発電所がUSBメモリでマルウェアに感染する事態も――米セキュリティ機関が報告

発電所の業務運営を担うコンピュータが、バックアップやソフトウェアアップデートのために使われたUSBメモリ経由でマルウェアに感染した。

» 2013年01月17日 07時33分 公開
[鈴木聖子,ITmedia]

 米国で2012年末にかけて、発電所2カ所がUSBメモリ経由でマルウェアに感染していたことが分かった。
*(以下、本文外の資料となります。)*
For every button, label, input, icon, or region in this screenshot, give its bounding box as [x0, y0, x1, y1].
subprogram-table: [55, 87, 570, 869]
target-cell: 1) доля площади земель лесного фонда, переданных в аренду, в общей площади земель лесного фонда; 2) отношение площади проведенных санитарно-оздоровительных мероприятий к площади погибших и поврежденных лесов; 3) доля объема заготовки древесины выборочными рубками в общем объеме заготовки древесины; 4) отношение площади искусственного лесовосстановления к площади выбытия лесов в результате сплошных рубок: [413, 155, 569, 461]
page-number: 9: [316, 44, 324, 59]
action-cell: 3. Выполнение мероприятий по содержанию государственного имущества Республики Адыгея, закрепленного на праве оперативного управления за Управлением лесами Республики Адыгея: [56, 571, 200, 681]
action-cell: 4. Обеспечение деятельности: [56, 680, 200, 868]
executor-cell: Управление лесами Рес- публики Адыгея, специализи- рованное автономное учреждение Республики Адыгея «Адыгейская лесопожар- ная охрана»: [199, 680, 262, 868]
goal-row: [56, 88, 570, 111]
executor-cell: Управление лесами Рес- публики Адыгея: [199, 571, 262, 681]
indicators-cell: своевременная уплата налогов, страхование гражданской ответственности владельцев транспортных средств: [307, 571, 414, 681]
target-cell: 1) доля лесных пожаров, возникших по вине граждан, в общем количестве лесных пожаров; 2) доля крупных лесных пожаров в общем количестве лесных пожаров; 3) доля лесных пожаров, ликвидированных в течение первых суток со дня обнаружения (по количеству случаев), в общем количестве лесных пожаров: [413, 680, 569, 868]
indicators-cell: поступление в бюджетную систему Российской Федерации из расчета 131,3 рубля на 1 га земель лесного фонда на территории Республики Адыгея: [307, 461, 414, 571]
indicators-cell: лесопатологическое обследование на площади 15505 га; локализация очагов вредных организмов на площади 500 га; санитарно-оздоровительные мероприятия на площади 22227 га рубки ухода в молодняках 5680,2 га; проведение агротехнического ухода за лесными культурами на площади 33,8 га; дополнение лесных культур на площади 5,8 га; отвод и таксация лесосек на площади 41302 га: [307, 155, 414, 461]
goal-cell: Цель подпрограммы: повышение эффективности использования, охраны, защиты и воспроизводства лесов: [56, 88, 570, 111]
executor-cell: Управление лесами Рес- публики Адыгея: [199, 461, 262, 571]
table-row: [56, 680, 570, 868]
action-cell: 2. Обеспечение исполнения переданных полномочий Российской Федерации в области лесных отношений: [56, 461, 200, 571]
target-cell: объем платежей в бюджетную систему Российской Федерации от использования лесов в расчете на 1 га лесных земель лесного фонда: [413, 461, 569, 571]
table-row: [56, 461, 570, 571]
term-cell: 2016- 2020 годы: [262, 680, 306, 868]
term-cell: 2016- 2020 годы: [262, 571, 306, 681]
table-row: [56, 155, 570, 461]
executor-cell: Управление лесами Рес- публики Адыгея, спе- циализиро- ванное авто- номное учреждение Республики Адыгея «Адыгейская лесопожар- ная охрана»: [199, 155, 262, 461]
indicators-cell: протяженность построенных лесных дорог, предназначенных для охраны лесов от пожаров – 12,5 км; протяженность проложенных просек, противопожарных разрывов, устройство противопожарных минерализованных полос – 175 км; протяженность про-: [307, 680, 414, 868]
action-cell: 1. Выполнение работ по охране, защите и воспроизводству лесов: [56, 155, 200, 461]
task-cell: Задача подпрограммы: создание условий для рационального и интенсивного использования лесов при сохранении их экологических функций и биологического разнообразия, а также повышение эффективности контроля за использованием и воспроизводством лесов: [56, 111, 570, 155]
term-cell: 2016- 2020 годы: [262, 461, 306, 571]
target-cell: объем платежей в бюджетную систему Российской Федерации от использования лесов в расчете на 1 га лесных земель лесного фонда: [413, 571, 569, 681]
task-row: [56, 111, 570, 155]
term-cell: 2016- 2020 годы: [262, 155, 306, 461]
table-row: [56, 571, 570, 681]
米国土安全保障省の産業制御システムセキュリティ管轄機関「ICS-CERT」が2012年10〜12月期の報告書で明らかにした。

 報告書によると、ICS-CERTが最近対応に当たった事例では、発電所の従業員が制御システムの設定バックアップ用に普段から使っていたUSBメモリに不具合が起きたため、IT担当者が調べたところ、このUSBメモリがマルウェアに感染していたことが判明。うち1件は高度な機能を持つ既知のマルウェアだった。

 ICS-CERTの調査員が発電所に出向いて調査した結果、問題のUSBメモリが使われていたマシンのうち、コントロール業務運営に欠かせないエンジニアリングワークステーション2台でマルウェア感染が見つかり、駆除に当たった。

 もう1件の事例では、10月に電力会社から、タービンコントロールシステムがウイルスに感染し、ネットワーク上のコンピュータ約10台が影響を受けたという報告が入った。

 調査の結果、外部の技術者がソフトウェアアップデートをアップロードするために使ったUSBメモリが、マルウェアに感染していたことが判明。これによってダウンタイムが発生し、発電所の再開は3週間あまりずれ込んだという。

 両事例からの教訓としてICS-CERTは、発電所のような重要インフラでは、リムーバブルメディアの使用管理などについて基本的なセキュリティポリシーを定めておく必要があると強調している。